Introduction
The Crystal programming language is notorious for its slow compilation times.
But have you ever wondered where Crystal actually spends most of its compilation time?
Figure: Crystal uses LLVM as its backend
The Crystal Compilation Pipeline
The Crystal compiler's compilation process consists of the following stages:
- new_program - Creating the program object
- parse - Lexical analysis and parsing
- semantic - Semantic analysis
- codegen - Generating object files
module Crystal
class Compiler
def compile(source : Source | Array(Source), output_filename : String) : Result
source = [source] unless source.is_a?(Array)
# 1 new_program
program = new_program(source)
# 2 parse
node = parse program, source
# 3 semantic
node = program.semantic node, cleanup: !no_cleanup?
# 4 codegen
units = codegen program, node, source, output_filename unless @no_codegen
# 5 cleanup
# ... omission ...
Result.new program, node
end
end
end
After this, linking is performed by the standard linker.
Command-Line Options for Compilation Statistics
Crystal provides a command-line option that displays compilation time statistics:
crystal build -s hoge.cr
However, this method doesn't show the execution time of native LLVM functions, which was insufficient for this article's investigation.
To get to the heart of the matter, I used print debugging to measure the compilation time.
Native LLVM Functions Called During Codegen
During the codegen stage, the following native LLVM functions are called:
-
LibLLVM.run_passes- Applies optimization passes to LLVM IR
-
LibLLVM.target_machine_emit_to_file- Generates object files
I measured the execution time of these functions using print debugging as well.
Results
Here are the results from compiling the Crystal compiler itself:
| Stage | Time (seconds) |
|---|---|
| new_program | 0.000388207 |
| parse | 0.000065000 |
| semantic | 12.552620028 |
| codegen | 355.245409133 |
| - LibLLVM.run_passes | 252.340241198 |
| - LibLLVM.target_machine_emit_to_file | 93.280652845 |
| cleanup | 0.000013180 |
| total | 367.798495548 |
Let me visualize this with a bar chart:
NOTE: This graph is from the original article and may differ slightly from the latest compiler.
Were the results what you expected?
- Lexical analysis and parsing take virtually no time!
- Semantic analysis (including type inference) also takes relatively little time!
In fact, the vast majority of the compilation time is spent in codegen, specifically in:
LibLLVM.run_passesLibLLVM.target_machine_emit_to_file
These are external LLVM function calls that happen outside of Crystal's control!
In this case of building the Crystal compiler itself with --release, the majority of compilation time was spent on LLVM optimization and code generation.
This might be a somewhat surprising result, don't you think?
How to Speed Up the Crystal Compiler
The parts of the Crystal compiler implemented in Crystal—namely lexical analysis, parsing, and semantic analysis—are already sufficiently fast.

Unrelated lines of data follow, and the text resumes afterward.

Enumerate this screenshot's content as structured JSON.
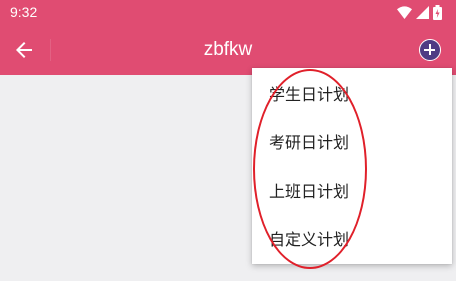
{
  "status_bar": {
    "time": "9:32",
    "icons": [
      "wifi-icon",
      "signal-icon",
      "battery-icon"
    ]
  },
  "app_bar": {
    "title": "zbfkw",
    "back_icon": "arrow-left-icon",
    "add_icon": "plus-circle-icon",
    "background_color": "#e04c72",
    "add_button_color": "#4e3b84"
  },
  "menu": {
    "items": [
      {
        "label": "学生日计划"
      },
      {
        "label": "考研日计划"
      },
      {
        "label": "上班日计划"
      },
      {
        "label": "自定义计划"
      }
    ]
  },
  "annotation": {
    "shape": "ellipse",
    "color": "#e0202a"
  }
}
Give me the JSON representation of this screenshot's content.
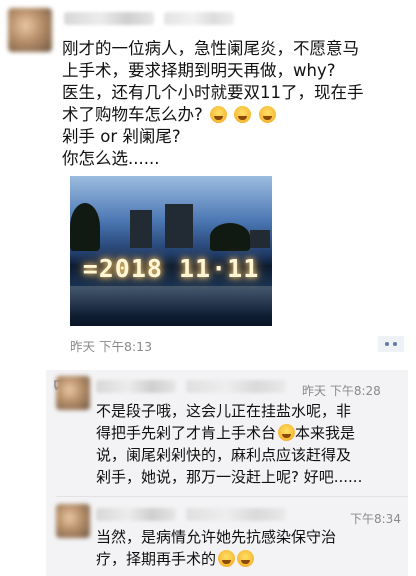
{
  "post": {
    "lines": [
      "刚才的一位病人，急性阑尾炎，不愿意马",
      "上手术，要求择期到明天再做，why?",
      "医生，还有几个小时就要双11了，现在手",
      "术了购物车怎么办?",
      "剁手 or 剁阑尾?",
      "你怎么选......"
    ],
    "photo_text": "=2018 11·11",
    "time": "昨天 下午8:13"
  },
  "comments": [
    {
      "time": "昨天 下午8:28",
      "lines": [
        "不是段子哦，这会儿正在挂盐水呢，非",
        "得把手先剁了才肯上手术台",
        "本来我是",
        "说，阑尾剁剁快的，麻利点应该赶得及",
        "剁手，她说，那万一没赶上呢? 好吧......"
      ]
    },
    {
      "time": "下午8:34",
      "lines": [
        "当然，是病情允许她先抗感染保守治",
        "疗，择期再手术的"
      ]
    }
  ]
}
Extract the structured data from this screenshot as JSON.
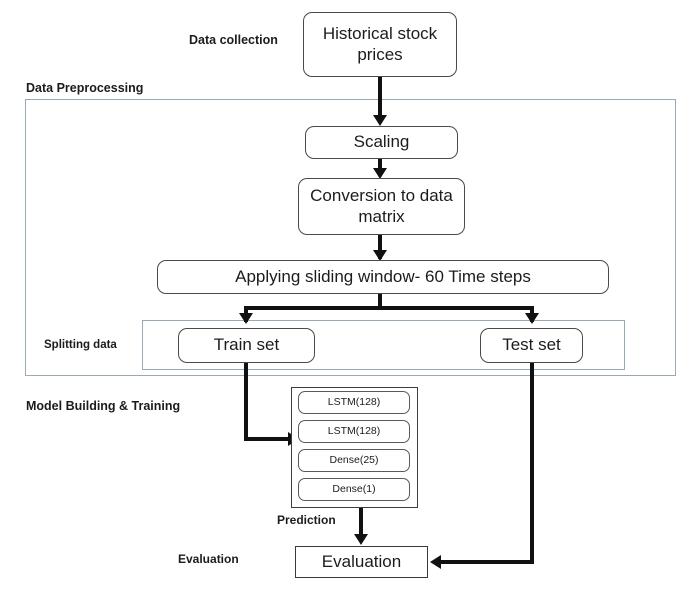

This means that to achieve further speedups, we would need hardcore approaches such as:
- Introducing parallelization even in release builds
- Optimizing LLVM itself (specifically for Crystal)
- Improving Crystal to generate LLVM IR that's easier for LLVM to process
However, since these approaches aren't very practical for everyday use, let me introduce a more accessible method:
Use -O3 Instead of --release
In the Crystal compiler, specifying --release is equivalent to specifying both -O3 and --single-module. If you're willing to sacrifice some optimization, you can specify only the -O3 option, which enables parallelization and can speed up compilation in many cases.
From here on, there's a bit of a speculative element to the discussion.
Why Crystal Doesn't Have Incremental Compilation or Shared Library Support
Crystal's --release Mode Includes --single-module
Crystal struggles with splitting code into separate compilation units and reusing the results. In particular, --release builds enable --single-module, which compiles everything into one massive LLVM module for optimization.
For comparison, Rust performs separate compilation for each crate even with --release. In Rust, you need to explicitly use -C lto=fat to get behavior similar to Crystal's, where the entire LLVM IR is optimized together.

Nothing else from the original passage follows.